Bug 738427
Summary: | when an operation is executed on a large group, some of the child Resource operations are never started, and group operation history remains in-progress indefinitely | ||
---|---|---|---|
Product: | [Other] RHQ Project | Reporter: | Ian Springer <ian.springer> |
Component: | Core Server | Assignee: | Nobody <nobody> |
Status: | NEW --- | QA Contact: | |
Severity: | medium | Docs Contact: | |
Priority: | low | ||
Version: | 4.1 | CC: | hrupp, mazz |
Target Milestone: | --- | ||
Target Release: | --- | ||
Hardware: | Unspecified | ||
OS: | Unspecified | ||
Whiteboard: | |||
Fixed In Version: | Doc Type: | Bug Fix | |
Doc Text: | Story Points: | --- | |
Clone Of: | Environment: | ||
Last Closed: | Type: | --- | |
Regression: | --- | Mount Type: | --- |
Documentation: | --- | CRM: | |
Verified Versions: | Category: | --- | |
oVirt Team: | --- | RHEL 7.3 requirements from Atomic Host: | |
Cloudforms Team: | --- | Target Upstream Version: | |
Embargoed: | |||
Bug Depends On: | |||
Bug Blocks: | 620933, 678340 |
Description
Ian Springer
2011-09-14 18:35:17 UTC
The group operation did eventually complete, because it timed out.

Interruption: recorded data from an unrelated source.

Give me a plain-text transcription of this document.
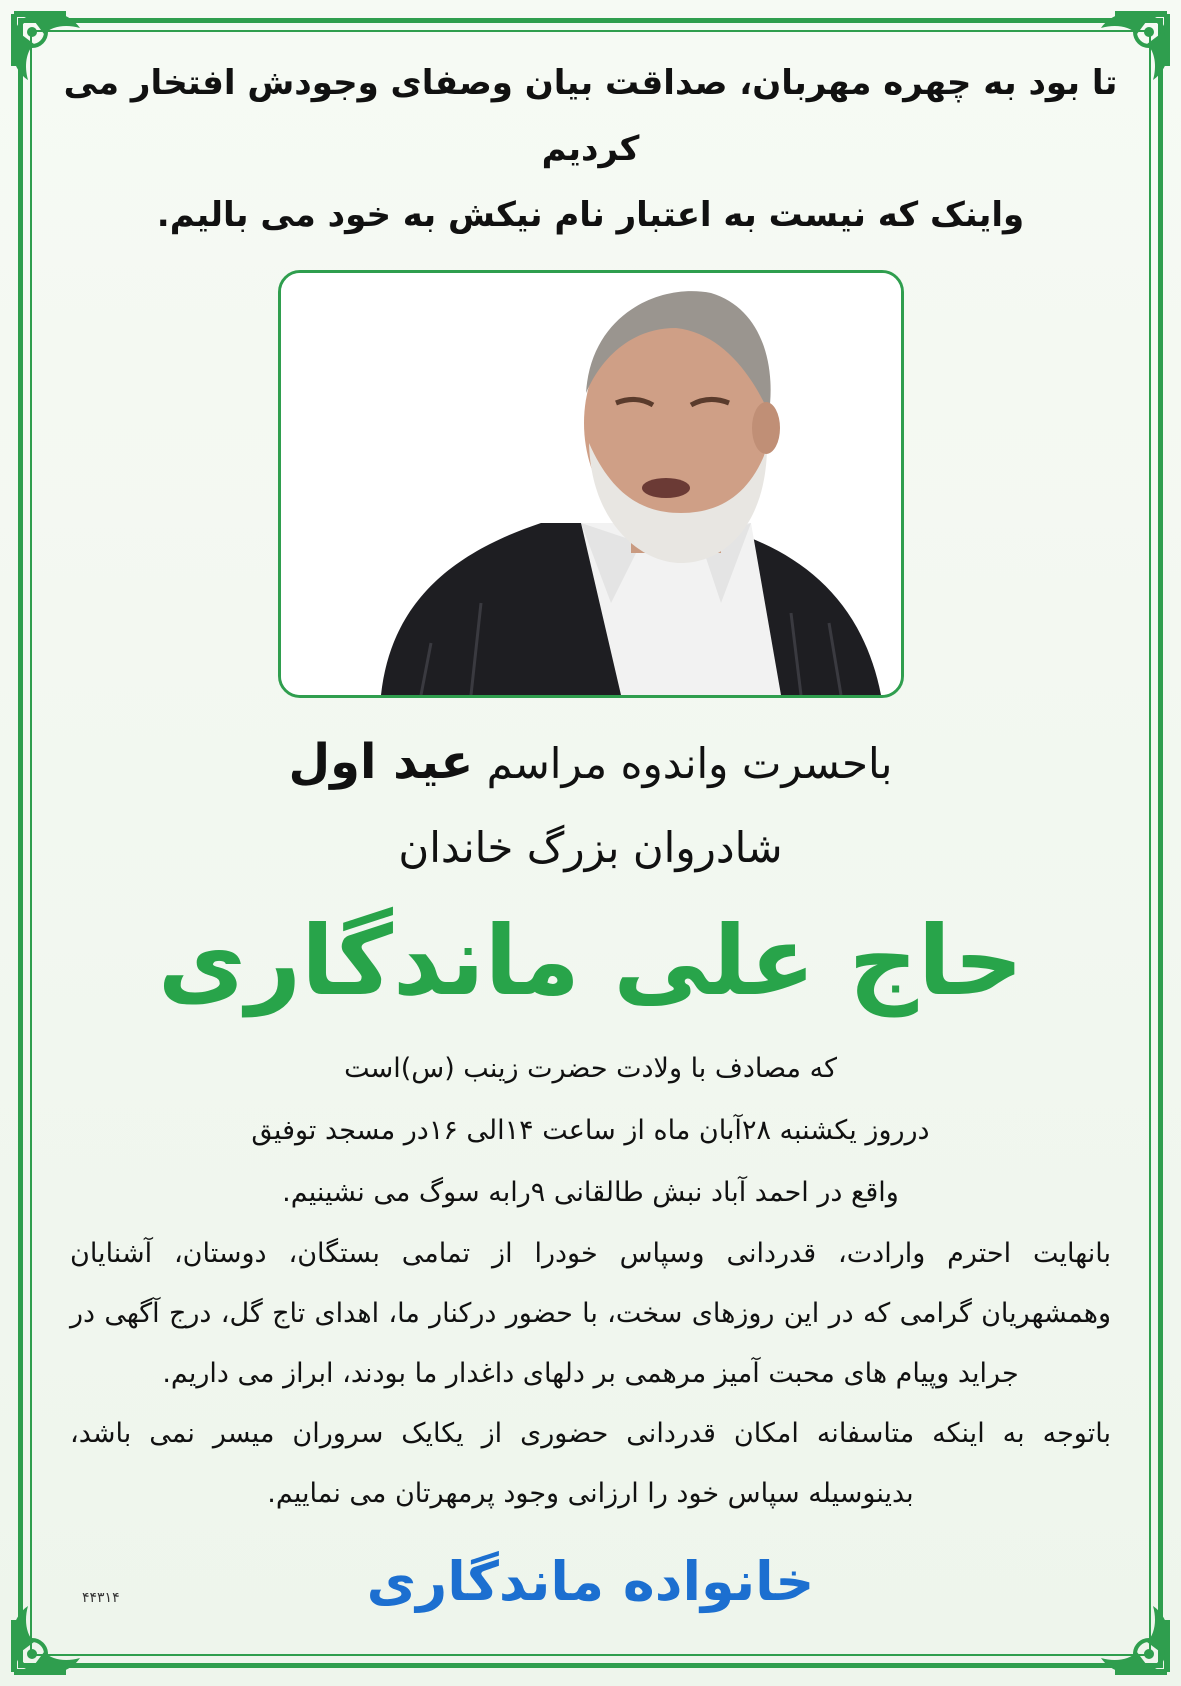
تا بود به چهره مهربان، صداقت بیان وصفای وجودش افتخار می کردیم
واینک که نیست به اعتبار نام نیکش به خود می بالیم.
باحسرت واندوه مراسم عید اول
شادروان بزرگ خاندان
حاج علی ماندگاری
که مصادف با ولادت حضرت زینب (س)است
درروز یکشنبه ۲۸آبان ماه از ساعت ۱۴الی ۱۶در مسجد توفیق
واقع در احمد آباد نبش طالقانی ۹رابه سوگ می نشینیم.
بانهایت احترم وارادت، قدردانی وسپاس خودرا از تمامی بستگان، دوستان، آشنایان وهمشهریان گرامی که در این روزهای سخت، با حضور درکنار ما، اهدای تاج گل، درج آگهی در جراید وپیام های محبت آمیز مرهمی بر دلهای داغدار ما بودند، ابراز می داریم.
باتوجه به اینکه متاسفانه امکان قدردانی حضوری از یکایک سروران میسر نمی باشد، بدینوسیله سپاس خود را ارزانی وجود پرمهرتان می نماییم.
خانواده ماندگاری
۴۴۳۱۴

The following message was displayed in the group history's Error field: This group operation timed out before all child resource operations could complete normally, those still in progress will attempt to be canceled. However, I think there may still be an issue here, because it's not that those 274 member operations never completed - they were never even started. Such operations should probably just be marked as failed with an error message explaining that RHQ failed to start them for unknown reasons. Note, I noticed the following message in the Server log for each of the member operations: 16:51:25,105 INFO [OperationManagerBean] Operation execution seems to have been orphaned - timing it out: ResourceOperationHistory: resource=[Resource[id=11656, type=service-a, key=service-a-8, name=service-a-8, parent=server-a-3, version=1.0]], group-history=[GroupOperationHistory: group=[ResourceGroup[id=10055, name=DynaGroup - compats ( PerfTest,service-a ), category=COMPATIBLE, type=service-a, isDynaGroup=true, isClusterGroup=false]], id=[11013], job-name=[rhq-group-10055-889910757-1316031145548], job-group=[rhq-group-10055], status=[In Progress], subject-name=[rhqadmin], ctime=[Wed Sep 14 16:12:26 EDT 2011], mtime=[Wed Sep 14 16:12:26 EDT 2011], duration-millis=[2338531], error-message=[null]], id=[11804], job-name=[rhq-resource-11656-889910757-1316031194522], job-group=[rhq-group-10055], status=[In Progress], subject-name=[rhqadmin], ctime=[Wed Sep 14 16:13:14 EDT 2011], mtime=[Wed Sep 14 16:40:05 EDT 2011], duration-millis=[679874], error-message=[null] this is to be expected. if for some reason a operation gets "stuck" in in-progress state (say, due to catastrophic error in server causes the job never to get kicked off or if the agent dies in the middle and never reports back), we'll eventually time them out using our server-side async cleanup job, as comment #2 shows. Yeah, they eventually get timed out, but ideally we should add a note to the operation result's errorMessage that informs the user the operation was never even run, e.g.: "Note, the operation was never invoked. This is probably because either the RHQ Server was in a bad state or the corresponding RHQ Agent was not reachable." We could ascertain that the operation was never executed by looking for a null startedTime. |